Oklahoma Congressman Markwayne Mullin admits he’s concerned the recently unveiled climate plan by Democrats in the House will turn the country’s energy independence into “energy dependence” and because of their power on capitol hill, it will also likely happen.
He believes Democrats pushing the Climate Leadership and Environmental Action for our Nation’s Future act will probably get most of their bills approved in the U.S. House, despite his opposition to their efforts. The Senate might be another story.
The CLEAN act requires 80% clean electricity by 2030 and 100% by 2035 and also sets a goal of a fully decarbonized economy by 2050.
What the Biden administration and Democrats in control of the House want in eliminating oil and gas and moving toward wind and solar power—“it’s not possible,” said Rep. Mullin.
“They have no plan to replace it and that’s a very scary process we’re moving to. There’s zero ability for us to actually have enough renewables to replace the fossil fuel energy, coal and natural gas,” he said in an interview this week with OK Energy Today.
Mullin is a member of the House Energy and Commerce Committee and says he believes if the Biden administration continues its anti-oil and gas efforts, it will only make the U.S. more dependent on China and Saudi Arabia rather than being energy independent.
“If we went to solar and to wind only, the land mass it would take would be the entire state of Texas,” he argued, pointing out there is also the issue of not being able to store the power produced by the two renewables.
“We don’t have the capabilities to storing wind or storing solar—we know both of those are not certainly reliable. There’s not always going to be wind blowing and sun shining—that’s why you have rolling blackouts in California.”

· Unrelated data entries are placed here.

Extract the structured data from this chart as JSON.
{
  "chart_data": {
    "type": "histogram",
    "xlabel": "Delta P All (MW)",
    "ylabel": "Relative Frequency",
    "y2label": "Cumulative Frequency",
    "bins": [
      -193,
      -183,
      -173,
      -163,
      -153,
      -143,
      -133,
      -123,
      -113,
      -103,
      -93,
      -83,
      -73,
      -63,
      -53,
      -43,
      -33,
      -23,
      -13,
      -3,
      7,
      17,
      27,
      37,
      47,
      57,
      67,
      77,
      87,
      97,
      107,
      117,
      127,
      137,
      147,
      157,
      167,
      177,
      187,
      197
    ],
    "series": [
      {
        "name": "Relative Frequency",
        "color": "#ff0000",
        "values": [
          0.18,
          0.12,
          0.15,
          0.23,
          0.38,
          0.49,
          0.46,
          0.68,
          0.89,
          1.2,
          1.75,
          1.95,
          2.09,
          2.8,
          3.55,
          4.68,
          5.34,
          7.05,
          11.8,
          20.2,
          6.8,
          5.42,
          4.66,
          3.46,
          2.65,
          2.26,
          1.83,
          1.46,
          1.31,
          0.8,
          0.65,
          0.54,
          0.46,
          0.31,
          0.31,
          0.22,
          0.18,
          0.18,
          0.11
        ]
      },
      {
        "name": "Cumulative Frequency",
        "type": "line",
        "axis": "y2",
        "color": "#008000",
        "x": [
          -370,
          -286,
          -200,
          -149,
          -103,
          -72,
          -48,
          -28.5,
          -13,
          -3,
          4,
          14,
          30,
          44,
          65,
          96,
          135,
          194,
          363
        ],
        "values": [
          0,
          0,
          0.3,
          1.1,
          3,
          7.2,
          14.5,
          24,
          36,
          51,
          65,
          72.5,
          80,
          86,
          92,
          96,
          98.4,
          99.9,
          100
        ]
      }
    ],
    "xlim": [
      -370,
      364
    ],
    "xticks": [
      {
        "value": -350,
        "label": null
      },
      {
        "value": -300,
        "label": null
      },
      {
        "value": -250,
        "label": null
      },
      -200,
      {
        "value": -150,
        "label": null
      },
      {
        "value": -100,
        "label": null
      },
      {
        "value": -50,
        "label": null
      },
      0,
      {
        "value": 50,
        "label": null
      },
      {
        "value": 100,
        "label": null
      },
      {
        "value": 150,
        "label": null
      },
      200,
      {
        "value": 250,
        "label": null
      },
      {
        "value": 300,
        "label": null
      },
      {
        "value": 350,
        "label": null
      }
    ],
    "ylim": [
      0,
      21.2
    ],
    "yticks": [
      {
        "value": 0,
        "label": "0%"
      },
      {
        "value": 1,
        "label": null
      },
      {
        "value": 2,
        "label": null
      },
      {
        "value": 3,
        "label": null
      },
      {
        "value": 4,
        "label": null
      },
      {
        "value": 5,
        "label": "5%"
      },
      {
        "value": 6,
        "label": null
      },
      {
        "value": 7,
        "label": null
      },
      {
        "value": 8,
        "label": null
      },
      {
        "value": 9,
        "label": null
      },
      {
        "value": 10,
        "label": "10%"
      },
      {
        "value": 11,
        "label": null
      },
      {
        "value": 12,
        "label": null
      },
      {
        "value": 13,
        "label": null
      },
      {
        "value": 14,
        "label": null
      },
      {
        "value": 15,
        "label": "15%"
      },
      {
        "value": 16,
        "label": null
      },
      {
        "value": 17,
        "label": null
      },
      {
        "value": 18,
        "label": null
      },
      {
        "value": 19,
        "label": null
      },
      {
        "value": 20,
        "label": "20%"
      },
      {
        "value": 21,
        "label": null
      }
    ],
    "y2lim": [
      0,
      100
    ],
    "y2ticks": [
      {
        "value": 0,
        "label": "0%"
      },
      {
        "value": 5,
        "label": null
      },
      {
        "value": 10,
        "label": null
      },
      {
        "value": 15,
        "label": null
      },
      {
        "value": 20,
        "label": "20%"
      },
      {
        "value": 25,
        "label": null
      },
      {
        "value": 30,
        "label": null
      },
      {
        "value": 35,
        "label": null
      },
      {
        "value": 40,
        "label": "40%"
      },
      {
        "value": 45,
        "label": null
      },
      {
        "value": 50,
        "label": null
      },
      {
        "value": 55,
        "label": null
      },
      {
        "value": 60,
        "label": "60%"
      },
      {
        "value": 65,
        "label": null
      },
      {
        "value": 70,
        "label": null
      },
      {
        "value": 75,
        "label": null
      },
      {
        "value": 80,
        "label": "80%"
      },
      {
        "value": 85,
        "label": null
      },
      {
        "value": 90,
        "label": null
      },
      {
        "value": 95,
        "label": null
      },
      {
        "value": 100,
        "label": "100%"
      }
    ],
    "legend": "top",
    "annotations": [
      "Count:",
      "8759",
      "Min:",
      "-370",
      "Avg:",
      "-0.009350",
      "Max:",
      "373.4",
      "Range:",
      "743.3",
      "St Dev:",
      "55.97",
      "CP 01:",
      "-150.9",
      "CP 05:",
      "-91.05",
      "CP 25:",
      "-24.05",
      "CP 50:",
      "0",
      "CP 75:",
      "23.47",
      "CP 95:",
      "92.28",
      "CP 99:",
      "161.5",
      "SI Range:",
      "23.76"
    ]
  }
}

Then there’s the issue of batteries.
“When we start talking about batteries, if the Tesla battery plant did nothing but produce batteries to store energy, it would take them 500 years to produce a battery or batteries to meet today’s need of storing power,” said Rep. Mullin.
Throw in the rare earth-material issue and it becomes more complicated. A fight’s underway in Utah on mining permits for the ability to manufacture lithium batteries.
“Yeah, and all that’s gonna do is make us more dependent on China for the rare earth material that we’re gonna need for batteries,” added the congressman.
The CLEAN act promoted by the Democratic leadership in the House claims its clean power would also come from existing nuclear energy, which, as Rep. Mullin pointed out, has not been supported by Democrats in the past.
Nuclear power plants have 25-year permits and a new nuclear plant hasn’t been constructed in the last decade, said Mullin.
“And we don’t allow the permits to move forward and they say they’re not gonna let that happen—and by the way, at best about 15 years of nuclear energy remains in the U.S.—that’s when the last plant will go off line.”
Electric vehicles? Mullin argues the technology for EVs evolves into a rural versus urban. Electric cars might be fine in large cities but not so in Oklahoma and other rural states where long-distance travel is necessary.
“Are they gonna force me to buy a new tractor?” he asked while pointing out electric trucks don’t have the power to pull his trailers to haul the cattle on his eastern Oklahoma ranch.
“The technology doesn’t even exist yet for farm equipment–so how are you gonna go to zero emissions on that?”
Mullin says the math doesn’t add up.
“They don’t care how it’s done. They don’t care what kind of havoc it causes on the economy like President Biden out there saying that all the oil and gas industry workers can just transfer over to renewables.”
Mullin pointed out the lack of understanding of the importance of the oil and gas industry to the nation noting the story earlier in the week about the shortage of foam for car seats in the auto industry–a shortage that resulted from the February storm shutdown of Texas oil refineries.
The Republican congressman said a slow down of the manufacture of micro chips is another issue caused by the refinery shutdowns.
“Every chip, every component, every piece of rubber, the windshield, all that comes from the oil and gas industry—all that is a byproduct of oil.”
How will the nation pay for such clean environmental efforts? The CLEAN act does not include a carbon tax which is supported by some Republicans and companies.
Not by Rep. Mullin.
“No. They gotta figure out a way to pay for this but I’m not for any type of tax— period—let the consumers decide.”
Mullin took the stance that if a tax is charged, then Washington, D-C “elites” will decide how to spend the money paid for by taxpayers.
“Their interest isn’t our interest.”
Mullin’s comments echo what other Republicans in the House have claimed–that the mandates of the bill will only increase energy prices across the U.S. and make the country more reliant on Chinese critical mineral supplies.